Brandon Sanders

Arizona Wildcats
- Title: Coordinator of Football Alumni and High School relations

Personal information
- Born: June 10, 1973 (age 53) San Diego, California, U.S.
- Listed height: 5 ft 9 in (1.75 m)
- Listed weight: 185 lb (84 kg)

Career information
- Position: Defensive back
- High school: Helix (La Mesa, California)
- College: Arizona
- NFL draft: 1996: undrafted
- Expansion draft: 1999: 1st round, 34th overall pick

Career history

Playing
- Kansas City Chiefs (1996)*; New York Giants (1997–1998); Cleveland Browns (1999)*; New York Giants (1999); Las Vegas Outlaws (2001); Amsterdam Admirals (2001);
- * Offseason or practice squad member only

Coaching
- Pueblo (2014–2019) Head coach; Tucson Sugar Skulls (IFL) (2019–2021) Defensive backs coach;

Operations
- Arizona (2021–present) Coordinator of Football Alumni and High School relations;

Awards and highlights
- First-team All-Pac-10 (1995); Second-team All-Pac-10 (1993);
- Stats at Pro Football Reference

= Brandon Sanders =

American football player, coach, and administrator (born 1973)

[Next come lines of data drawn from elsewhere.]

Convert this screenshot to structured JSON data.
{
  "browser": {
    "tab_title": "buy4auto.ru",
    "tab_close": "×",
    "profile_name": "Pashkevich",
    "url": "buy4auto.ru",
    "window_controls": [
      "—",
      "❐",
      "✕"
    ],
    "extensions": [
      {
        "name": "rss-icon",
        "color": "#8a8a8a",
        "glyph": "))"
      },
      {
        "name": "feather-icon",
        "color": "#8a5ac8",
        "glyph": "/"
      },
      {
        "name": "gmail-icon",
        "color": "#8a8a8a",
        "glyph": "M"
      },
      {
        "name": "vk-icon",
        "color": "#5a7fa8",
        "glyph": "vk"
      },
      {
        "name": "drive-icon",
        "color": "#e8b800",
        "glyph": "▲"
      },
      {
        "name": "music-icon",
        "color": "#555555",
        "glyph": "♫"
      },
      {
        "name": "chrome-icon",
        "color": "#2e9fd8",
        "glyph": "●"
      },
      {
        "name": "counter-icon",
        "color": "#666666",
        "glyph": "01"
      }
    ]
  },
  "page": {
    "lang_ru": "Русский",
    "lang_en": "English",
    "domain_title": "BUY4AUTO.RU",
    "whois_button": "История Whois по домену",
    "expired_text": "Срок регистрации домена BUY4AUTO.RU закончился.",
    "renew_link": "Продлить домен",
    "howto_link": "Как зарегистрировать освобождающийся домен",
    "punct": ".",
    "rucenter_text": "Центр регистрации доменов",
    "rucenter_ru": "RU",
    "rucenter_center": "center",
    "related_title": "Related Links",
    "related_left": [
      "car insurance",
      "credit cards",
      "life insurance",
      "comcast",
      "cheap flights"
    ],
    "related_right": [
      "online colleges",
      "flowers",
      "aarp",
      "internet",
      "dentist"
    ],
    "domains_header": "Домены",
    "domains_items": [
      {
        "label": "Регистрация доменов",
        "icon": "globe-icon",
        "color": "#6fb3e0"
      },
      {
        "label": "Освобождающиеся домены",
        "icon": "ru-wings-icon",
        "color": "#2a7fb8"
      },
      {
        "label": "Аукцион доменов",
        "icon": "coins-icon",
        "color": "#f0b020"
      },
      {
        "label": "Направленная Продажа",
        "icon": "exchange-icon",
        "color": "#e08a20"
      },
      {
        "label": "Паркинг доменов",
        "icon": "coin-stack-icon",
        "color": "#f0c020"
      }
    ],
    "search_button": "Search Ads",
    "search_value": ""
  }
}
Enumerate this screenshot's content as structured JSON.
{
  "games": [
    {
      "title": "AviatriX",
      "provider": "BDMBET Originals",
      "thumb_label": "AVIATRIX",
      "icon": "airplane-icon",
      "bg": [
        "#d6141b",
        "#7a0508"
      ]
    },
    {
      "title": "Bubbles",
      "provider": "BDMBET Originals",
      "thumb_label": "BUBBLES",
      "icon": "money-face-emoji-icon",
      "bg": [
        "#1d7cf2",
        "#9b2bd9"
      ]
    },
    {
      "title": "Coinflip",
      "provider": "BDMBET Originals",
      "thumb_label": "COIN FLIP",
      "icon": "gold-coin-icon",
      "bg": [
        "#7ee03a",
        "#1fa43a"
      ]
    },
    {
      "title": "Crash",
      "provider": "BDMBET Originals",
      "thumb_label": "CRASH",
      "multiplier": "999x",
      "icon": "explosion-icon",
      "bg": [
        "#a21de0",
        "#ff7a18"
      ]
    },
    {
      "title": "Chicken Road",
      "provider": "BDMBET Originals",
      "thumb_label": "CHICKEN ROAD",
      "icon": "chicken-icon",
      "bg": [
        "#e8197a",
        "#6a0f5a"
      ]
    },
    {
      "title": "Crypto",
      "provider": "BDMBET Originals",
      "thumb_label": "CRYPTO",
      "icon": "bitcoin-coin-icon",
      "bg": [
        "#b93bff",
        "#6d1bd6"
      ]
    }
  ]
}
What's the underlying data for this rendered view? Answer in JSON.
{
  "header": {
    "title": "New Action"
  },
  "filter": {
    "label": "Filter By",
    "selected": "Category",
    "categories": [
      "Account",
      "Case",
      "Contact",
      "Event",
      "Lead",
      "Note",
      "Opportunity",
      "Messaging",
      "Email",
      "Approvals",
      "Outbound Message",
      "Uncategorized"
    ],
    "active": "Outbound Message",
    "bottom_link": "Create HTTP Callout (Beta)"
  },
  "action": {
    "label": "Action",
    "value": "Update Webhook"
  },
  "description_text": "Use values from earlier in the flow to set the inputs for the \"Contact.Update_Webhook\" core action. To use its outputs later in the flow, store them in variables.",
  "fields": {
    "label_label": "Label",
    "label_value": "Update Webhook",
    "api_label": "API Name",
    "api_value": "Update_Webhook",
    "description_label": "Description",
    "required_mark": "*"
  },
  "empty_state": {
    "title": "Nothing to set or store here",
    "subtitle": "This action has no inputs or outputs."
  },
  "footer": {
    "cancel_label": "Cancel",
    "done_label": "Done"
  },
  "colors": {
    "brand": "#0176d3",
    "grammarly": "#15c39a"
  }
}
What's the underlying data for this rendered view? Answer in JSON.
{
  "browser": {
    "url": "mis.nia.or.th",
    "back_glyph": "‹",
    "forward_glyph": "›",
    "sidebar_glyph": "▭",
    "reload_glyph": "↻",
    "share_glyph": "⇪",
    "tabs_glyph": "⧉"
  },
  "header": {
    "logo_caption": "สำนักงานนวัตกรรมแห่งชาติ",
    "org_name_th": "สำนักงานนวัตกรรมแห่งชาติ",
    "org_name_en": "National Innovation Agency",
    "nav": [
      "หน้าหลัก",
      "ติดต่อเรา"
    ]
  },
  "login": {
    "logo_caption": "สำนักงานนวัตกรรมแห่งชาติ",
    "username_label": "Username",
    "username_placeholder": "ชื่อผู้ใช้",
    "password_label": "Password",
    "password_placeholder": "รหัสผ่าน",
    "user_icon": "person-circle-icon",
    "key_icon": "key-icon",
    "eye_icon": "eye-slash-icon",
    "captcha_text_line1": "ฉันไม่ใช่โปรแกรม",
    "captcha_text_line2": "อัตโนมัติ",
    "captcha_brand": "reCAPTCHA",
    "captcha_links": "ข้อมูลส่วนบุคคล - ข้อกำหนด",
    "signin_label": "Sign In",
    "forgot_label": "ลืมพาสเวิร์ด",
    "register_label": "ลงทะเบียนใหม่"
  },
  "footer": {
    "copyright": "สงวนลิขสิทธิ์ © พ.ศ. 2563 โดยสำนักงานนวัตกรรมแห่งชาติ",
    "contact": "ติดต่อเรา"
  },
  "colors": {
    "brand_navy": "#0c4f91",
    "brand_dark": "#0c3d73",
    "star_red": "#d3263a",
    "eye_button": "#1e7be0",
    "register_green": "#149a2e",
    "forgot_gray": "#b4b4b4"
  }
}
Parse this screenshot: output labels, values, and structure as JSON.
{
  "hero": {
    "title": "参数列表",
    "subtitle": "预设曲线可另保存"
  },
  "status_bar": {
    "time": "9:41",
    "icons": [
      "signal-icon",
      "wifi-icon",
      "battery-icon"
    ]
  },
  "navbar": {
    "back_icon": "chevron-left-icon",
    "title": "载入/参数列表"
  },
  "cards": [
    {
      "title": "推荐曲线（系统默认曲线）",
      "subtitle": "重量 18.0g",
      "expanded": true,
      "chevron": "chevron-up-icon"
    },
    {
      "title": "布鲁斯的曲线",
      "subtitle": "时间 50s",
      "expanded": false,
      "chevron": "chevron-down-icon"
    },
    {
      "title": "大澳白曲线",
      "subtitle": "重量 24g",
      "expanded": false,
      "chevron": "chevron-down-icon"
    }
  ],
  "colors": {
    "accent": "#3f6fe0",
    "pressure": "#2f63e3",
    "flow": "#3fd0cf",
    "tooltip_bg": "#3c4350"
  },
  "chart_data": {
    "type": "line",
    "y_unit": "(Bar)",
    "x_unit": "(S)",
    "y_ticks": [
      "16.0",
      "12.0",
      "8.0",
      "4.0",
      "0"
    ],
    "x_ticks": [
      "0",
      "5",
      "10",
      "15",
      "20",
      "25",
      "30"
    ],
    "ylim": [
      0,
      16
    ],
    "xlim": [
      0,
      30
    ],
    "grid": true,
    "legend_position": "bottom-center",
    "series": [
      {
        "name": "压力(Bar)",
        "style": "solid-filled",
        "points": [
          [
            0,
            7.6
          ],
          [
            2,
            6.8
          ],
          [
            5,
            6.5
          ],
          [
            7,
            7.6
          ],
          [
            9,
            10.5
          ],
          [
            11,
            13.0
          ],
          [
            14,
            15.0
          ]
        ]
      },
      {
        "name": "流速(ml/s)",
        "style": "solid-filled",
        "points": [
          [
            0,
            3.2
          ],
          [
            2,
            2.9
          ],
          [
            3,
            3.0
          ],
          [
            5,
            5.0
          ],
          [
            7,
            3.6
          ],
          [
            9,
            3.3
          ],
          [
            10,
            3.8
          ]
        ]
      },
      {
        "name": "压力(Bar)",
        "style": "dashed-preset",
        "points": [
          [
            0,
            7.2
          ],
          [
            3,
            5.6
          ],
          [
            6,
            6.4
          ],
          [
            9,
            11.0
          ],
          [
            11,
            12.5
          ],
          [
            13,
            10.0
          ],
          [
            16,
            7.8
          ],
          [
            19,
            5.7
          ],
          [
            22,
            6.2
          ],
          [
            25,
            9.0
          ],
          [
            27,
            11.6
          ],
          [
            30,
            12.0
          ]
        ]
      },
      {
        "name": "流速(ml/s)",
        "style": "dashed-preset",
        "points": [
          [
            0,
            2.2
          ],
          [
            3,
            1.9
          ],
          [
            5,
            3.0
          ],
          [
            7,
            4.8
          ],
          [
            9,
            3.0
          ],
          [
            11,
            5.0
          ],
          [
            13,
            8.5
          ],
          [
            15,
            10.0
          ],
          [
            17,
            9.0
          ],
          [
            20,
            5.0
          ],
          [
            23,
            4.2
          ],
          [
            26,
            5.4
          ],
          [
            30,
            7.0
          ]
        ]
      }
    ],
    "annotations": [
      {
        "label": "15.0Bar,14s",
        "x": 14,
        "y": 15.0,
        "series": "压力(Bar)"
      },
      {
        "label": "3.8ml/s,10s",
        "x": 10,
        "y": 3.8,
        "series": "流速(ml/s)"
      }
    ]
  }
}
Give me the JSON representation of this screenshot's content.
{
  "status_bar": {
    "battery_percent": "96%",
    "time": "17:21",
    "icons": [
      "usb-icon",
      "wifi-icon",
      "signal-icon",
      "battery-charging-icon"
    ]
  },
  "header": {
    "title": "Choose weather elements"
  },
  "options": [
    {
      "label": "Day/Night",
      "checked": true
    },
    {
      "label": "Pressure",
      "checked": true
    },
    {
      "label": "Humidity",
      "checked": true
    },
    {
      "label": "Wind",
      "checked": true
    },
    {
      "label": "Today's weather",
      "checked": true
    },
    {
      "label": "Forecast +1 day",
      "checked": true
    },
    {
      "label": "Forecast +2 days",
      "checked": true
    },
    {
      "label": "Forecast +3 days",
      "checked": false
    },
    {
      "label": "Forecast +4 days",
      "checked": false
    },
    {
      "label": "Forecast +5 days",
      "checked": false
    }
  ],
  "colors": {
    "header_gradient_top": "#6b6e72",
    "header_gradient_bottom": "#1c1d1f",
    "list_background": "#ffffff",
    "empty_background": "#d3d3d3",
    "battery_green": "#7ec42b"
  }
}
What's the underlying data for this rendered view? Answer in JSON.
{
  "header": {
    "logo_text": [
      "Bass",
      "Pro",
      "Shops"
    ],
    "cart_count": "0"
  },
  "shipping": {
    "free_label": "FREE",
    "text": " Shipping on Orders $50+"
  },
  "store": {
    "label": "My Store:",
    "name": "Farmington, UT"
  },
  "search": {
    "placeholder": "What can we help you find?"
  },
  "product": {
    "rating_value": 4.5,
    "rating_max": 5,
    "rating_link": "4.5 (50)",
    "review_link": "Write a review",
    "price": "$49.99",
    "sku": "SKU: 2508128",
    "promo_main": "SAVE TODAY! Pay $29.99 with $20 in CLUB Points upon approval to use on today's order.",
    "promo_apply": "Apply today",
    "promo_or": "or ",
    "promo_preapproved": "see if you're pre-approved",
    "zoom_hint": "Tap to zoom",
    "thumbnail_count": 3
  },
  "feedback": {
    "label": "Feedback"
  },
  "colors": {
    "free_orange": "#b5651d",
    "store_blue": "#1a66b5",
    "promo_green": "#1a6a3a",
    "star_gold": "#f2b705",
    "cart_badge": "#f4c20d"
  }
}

Brandon Christopher Sanders (born June 10, 1973) is an American former professional football player who was a defensive back for three seasons with the New York Giants in the National Football League (NFL) from 1997 to 1999. He played college football for the Arizona Wildcats.

Brandon was born in San Diego, California, and attended Helix High School in La Mesa.